In practice, only around 40% of that estimated leakage can be solved through robust accounting and post-placement processes alone, Spier suggested.
Another 40% sits in the gap between teams.
“There’s a transition from one team that’s buying the reinsurance and another team that’s accounting for it,” he said.
“It’s this gap that accounts for about another 40% of it.”
Closing that gap, he argued, requires tighter integration between placement and operations, not just better settlement tooling.

“We think there’s an opportunity to solve about 80% of it, by really connecting together the placement teams and the accounting and settlement teams,” said Spier (pictured, right).
The disconnect is something Ben Rose, co-founder and president at Supercede, emphasised he sees repeatedly in client conversations.
“The difference in reporting lines and the lack of communication between the front office and the back office has created a chasm that’s gone quite neglected for a long time,” he said.
Rose described a familiar pattern during the usual course of renewals negotiations for large reinsurance programme treaties.
“Underwriters, brokers and buyers go and do their bit through Monte Carlo and Baden-Baden, they get the deal done, plant the flag on the finish line, and it’s champagne all round,” he said.
“Then the signed slip is thrown over the wall to the operations side of the business,” Rose continued.
At that point, he observed, the deal is often being codified digitally for the first time.
“You get a different version in every cedant system, every broker system, and in many cases, there isn’t really a means of codifying it properly,” he said.

By contrast, Rose (pictured, right, below) said that much richer data already exists earlier in the process.
“Clients have captured some of this information really well months earlier as they were preparing for the placement,” he said.
“Now they’re asking, what if we gave that to the operations teams as the source data for the reinsurance deals?”
These challenges are echoed in a recent report published by Supercede, focused on post-placement friction for such reinsurance deals.
It describes a form of “leakage by design”, where sophisticated structures are negotiated at placement but degraded when loaded into legacy operational systems.
“Placement teams negotiate corridors, reinstatements and sub-limits,” the report says.
“When ops teams try to load them into old systems, accuracy degrades.
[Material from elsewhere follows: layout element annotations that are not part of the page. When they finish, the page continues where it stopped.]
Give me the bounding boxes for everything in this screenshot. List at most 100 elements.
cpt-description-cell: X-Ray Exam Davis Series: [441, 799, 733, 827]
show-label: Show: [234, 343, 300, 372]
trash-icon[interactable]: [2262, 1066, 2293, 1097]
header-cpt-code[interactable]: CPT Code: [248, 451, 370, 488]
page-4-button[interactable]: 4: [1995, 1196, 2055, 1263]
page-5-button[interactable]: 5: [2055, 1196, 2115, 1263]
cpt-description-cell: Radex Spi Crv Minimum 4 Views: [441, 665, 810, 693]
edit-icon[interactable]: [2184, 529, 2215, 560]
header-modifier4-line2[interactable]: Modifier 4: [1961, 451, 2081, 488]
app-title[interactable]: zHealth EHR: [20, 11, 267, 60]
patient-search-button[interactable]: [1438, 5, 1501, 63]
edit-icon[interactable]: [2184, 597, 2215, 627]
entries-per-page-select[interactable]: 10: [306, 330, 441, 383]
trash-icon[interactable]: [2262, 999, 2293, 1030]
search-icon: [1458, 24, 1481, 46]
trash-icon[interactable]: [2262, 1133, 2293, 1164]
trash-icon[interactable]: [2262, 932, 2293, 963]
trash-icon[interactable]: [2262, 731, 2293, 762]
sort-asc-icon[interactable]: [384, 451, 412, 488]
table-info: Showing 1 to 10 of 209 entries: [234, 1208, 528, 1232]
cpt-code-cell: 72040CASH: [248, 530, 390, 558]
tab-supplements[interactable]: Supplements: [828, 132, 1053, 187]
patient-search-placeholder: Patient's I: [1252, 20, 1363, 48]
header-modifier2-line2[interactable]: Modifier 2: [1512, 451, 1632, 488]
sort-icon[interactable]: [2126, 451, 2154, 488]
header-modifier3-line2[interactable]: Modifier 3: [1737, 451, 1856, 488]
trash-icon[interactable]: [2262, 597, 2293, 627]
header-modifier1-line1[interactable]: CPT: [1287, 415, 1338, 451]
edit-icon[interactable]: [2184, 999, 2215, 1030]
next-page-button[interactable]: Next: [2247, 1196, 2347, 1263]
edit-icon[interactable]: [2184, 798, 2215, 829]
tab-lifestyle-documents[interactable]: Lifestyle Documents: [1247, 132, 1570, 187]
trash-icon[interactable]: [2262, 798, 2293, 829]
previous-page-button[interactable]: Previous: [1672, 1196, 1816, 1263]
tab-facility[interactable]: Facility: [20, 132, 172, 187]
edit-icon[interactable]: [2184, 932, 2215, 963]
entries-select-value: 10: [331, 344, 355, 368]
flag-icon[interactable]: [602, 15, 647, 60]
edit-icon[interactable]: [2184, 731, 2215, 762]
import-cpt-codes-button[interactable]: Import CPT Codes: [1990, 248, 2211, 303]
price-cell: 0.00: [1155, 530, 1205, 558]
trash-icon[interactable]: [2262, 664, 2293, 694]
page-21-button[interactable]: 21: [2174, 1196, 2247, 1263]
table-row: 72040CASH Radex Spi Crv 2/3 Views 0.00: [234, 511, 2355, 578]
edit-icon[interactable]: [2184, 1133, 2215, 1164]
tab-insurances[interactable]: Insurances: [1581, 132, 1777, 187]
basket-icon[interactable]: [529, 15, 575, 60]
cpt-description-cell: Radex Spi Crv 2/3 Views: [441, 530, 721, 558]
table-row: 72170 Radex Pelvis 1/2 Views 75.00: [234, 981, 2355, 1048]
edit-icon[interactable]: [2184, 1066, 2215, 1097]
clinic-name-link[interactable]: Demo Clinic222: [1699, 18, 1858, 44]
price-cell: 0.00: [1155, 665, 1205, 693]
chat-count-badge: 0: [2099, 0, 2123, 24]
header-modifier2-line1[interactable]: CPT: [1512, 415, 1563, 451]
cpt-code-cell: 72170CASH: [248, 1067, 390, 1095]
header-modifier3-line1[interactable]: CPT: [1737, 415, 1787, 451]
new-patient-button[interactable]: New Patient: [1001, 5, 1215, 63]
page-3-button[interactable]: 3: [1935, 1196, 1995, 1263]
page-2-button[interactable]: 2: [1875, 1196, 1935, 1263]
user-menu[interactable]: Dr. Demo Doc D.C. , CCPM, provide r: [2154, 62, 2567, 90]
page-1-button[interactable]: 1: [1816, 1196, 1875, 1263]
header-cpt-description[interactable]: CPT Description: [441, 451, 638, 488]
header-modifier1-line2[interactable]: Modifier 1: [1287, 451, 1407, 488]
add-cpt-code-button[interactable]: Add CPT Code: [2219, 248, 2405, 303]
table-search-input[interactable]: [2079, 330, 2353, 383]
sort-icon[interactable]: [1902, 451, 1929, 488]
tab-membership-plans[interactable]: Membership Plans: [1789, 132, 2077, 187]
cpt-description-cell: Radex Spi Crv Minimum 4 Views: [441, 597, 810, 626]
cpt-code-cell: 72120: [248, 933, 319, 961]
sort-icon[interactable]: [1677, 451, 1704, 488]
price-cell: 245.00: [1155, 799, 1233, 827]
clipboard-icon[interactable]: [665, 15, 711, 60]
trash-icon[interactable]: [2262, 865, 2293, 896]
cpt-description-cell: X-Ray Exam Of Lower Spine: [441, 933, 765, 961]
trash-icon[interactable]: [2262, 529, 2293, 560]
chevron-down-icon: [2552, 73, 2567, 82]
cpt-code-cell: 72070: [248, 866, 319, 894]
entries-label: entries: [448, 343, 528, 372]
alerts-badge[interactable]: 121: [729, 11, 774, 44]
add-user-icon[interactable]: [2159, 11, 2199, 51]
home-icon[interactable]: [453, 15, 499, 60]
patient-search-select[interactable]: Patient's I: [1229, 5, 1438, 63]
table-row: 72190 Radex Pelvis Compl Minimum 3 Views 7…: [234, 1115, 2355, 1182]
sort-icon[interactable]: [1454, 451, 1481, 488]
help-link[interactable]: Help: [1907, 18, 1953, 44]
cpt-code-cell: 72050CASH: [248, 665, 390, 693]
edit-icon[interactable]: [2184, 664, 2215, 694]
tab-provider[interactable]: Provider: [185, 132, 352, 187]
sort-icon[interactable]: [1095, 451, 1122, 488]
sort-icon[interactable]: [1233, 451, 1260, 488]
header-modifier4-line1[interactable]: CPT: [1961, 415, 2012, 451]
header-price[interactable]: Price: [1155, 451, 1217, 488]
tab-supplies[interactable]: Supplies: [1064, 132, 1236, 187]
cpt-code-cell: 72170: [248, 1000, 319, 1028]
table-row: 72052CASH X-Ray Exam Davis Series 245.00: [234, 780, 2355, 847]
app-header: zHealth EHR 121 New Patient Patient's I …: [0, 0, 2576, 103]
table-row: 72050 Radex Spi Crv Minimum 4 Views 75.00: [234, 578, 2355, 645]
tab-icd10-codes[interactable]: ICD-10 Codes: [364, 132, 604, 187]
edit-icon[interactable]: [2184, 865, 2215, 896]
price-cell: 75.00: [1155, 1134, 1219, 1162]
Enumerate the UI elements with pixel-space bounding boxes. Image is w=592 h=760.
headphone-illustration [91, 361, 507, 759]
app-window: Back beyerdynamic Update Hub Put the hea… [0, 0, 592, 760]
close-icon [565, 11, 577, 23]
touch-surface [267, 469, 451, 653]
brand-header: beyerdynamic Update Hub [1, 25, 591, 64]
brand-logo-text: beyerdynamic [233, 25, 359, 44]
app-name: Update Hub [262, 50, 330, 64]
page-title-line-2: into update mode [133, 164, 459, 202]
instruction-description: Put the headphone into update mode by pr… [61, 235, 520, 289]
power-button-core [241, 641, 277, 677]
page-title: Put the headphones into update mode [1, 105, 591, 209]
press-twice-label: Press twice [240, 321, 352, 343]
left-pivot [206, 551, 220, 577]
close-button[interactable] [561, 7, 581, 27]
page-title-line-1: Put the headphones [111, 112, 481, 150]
Workarounds approximate the contract, but those approximations quietly reshape the economics,” it adds.
Most firms report inconsistent layer definitions as a top challenge, a majority cite premium allocation errors, and nearly half struggle with regulatory reporting, according to the paper.
Both Spier and Rose said market conditions tend to intensify scrutiny, particularly as soft market conditions lead to reinsurers to seek efficiency savings wherever they can be found, while several recent years of elevated rates have increased costs for cedants.
Spier described an unusual point reached in the market cycle.
“We’re almost at the same point in the market cycle for both insurance and reinsurance, which doesn’t happen very often,” he added.